1965: For the entire time under Jim Crow, African American advocates fought and sacrificed for voting rights. The Voting Rights Act of 1965 helped correct discriminating laws and practices.
1965-2020: A number of states have attempted to make it more difficult to vote by implementing voter ID laws, reducing funding for polling places, limiting mail-in and absentee voting, and restricting early voting.
2021: Laws restricting access to the ballot box were introduced in 49 states, with 19 states passing legislation that make it harder to vote.
The United States needs a new federally mandated voter rights bill to combat the rising tide of voter restrictions and oppression. While the new era of white supremacy no longer wears hoods and burns crosses, it does attempt to perpetuate fear based on false allegations and mythical outcomes.
It accuses opponents of voter fraud without any evidence.
It furthers the political divide through reckless rhetoric.
It sounds the alarm using apocalyptic tones.

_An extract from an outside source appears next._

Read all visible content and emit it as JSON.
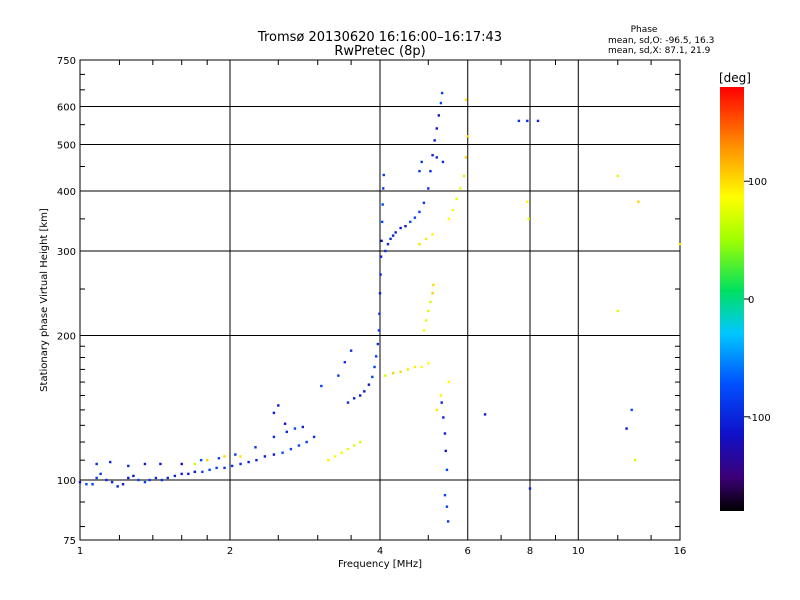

It pits citizen against citizen, profiting extravagantly from those divisions.
It convinces political bases they should fear others.
It persuades these bases that winning on principle is not enough, and that the destruction of the enemy is the only righteous outcome.
As a country – and let’s be clear that both major parties have suffered at the hands of white supremacy – we need to demand a vote on the John R. Lewis Voting Rights Advancement Act of 2021.
If history has taught us anything, it is that citizens will not collectively do the right thing unless mandated to do so through the legal system or the collective body.
Every citizen deserves the sacred right to vote freely and unencumbered.
Otis Moss Sr. had a dream to vote in 1946 in rural Georgia, but the system and those supporting it did everything inside and outside their power to prevent him. They succeeded.
Otis Sr. never got to cast his vote, but he made his children promise that when given the chance, they would cast their ballot.
May we never return to the days when we allow white supremacy to interfere in our democracy.
From the insurrection of Jan. 6 in Washington D.C. to the multiple states passing voter restriction laws, the time is now for good faith people to stand up and speak out.
As the late John Lewis reminded us, “The vote is precious. It is almost sacred. It is the most powerful non-violent tool we have in a democracy.”